In the course of the preparation of this issue, it became apparent that there are several other gene families which should be part of the SLC series. The first member of an uncharacterized family with homology to the bacterial MgtE family of potential Mg2+ transporters has just been reported (SLC41A1; GenBank AJ514402) . Analysis of the human genome indicates that there are probably two further members of this uncharacterized family (MF Romero, unpublished observations). This gene family is uncharacterized except for bacteria [16, 17] and extends back through Drosophila, C. elegans and yeast, to prokaryotes and archae bacteria.

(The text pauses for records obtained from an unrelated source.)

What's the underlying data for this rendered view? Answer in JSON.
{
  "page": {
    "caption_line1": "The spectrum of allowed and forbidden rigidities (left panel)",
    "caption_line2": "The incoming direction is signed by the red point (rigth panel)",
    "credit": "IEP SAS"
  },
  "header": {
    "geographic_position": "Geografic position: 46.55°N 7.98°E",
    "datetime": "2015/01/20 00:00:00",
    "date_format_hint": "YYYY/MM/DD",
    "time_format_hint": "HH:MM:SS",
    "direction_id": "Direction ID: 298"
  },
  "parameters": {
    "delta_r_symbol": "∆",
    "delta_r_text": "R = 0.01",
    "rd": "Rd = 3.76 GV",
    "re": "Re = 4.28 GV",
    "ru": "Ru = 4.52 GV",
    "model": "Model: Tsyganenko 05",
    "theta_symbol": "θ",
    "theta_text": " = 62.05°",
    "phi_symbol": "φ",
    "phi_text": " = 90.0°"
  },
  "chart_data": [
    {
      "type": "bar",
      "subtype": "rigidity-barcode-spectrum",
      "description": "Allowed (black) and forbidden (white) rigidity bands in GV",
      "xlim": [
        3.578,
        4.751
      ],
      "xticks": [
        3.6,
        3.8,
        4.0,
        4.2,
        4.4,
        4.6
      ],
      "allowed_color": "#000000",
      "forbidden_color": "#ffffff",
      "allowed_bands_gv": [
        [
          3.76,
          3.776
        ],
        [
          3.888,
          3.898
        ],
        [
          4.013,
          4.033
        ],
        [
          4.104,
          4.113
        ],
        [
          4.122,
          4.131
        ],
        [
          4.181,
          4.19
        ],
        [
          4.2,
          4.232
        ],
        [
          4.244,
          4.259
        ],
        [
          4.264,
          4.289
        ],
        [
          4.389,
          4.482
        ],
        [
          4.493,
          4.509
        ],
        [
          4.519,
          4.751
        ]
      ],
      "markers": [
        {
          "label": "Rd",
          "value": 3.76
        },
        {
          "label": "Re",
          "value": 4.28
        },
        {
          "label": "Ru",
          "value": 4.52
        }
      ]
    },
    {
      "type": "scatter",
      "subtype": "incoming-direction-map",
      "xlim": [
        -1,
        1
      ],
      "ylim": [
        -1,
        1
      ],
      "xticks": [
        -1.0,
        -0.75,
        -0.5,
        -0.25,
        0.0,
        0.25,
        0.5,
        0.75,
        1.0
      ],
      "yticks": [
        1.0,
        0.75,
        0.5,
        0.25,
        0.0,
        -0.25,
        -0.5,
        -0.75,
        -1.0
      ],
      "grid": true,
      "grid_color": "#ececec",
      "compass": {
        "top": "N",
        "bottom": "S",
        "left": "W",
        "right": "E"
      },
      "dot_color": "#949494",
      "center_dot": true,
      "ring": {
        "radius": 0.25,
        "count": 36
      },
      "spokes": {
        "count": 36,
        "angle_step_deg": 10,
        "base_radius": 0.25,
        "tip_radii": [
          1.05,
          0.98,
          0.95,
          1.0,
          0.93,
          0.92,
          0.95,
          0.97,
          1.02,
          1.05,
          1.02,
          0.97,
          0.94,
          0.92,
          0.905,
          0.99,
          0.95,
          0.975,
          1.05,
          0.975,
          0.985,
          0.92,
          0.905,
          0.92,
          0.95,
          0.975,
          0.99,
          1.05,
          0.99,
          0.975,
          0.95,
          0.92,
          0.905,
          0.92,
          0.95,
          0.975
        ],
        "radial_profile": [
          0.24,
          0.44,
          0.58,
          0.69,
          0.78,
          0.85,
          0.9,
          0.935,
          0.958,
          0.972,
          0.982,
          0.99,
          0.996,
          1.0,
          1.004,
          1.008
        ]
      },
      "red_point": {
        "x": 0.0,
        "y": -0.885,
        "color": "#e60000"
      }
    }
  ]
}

Another family (the putaive SLC42 family) has recently been characterized as an ammonium transporter family (see N.L. Nakhoul’s article in this issue). These proteins were known previously as Rhesus-associated glycoproteins. However, hydropathy analysis indicated that they are intrinsic membrane proteins with 10–14 predicted membrane spanning domains.
Yet another gene family includes the recently reported, Na+-independent, system-L amino acid transporter gene SLC43A1 . In contrast to the heterodimeric system-L amino acid transporters of the SLC7 family (SLC7 article in this issue), the SLC43A1 transporter does not require a type-II membrane glycoprotein for functional expression.
It is becoming increasingly evident that other membrane protein families whose function has not yet been elucidated are SLC transporters. For example, there is a gene family of membrane proteins which appears to have the backbone of a transporter . Although it has been speculated that these proteins are “choline transporter”-like, their function remains unknown. This family has homologous transporters in Torpedo, Drosophila, C. elegans and yeast [12, 13]. Unfortunately, the functional properties of these homologues have not yet been described either.
The sequencing of various mammalian genomes is rapidly approaching completion. Nevertheless, there are still many predicted open reading frames awaiting functional characterization and subsequent assignment. Algorithms predicting membrane proteins are likely to uncover more transporter genes and gene families. The future challenge for the scientific community will be the biochemical, biophysical, physiological and pharmacological assessment of all these novel gene products.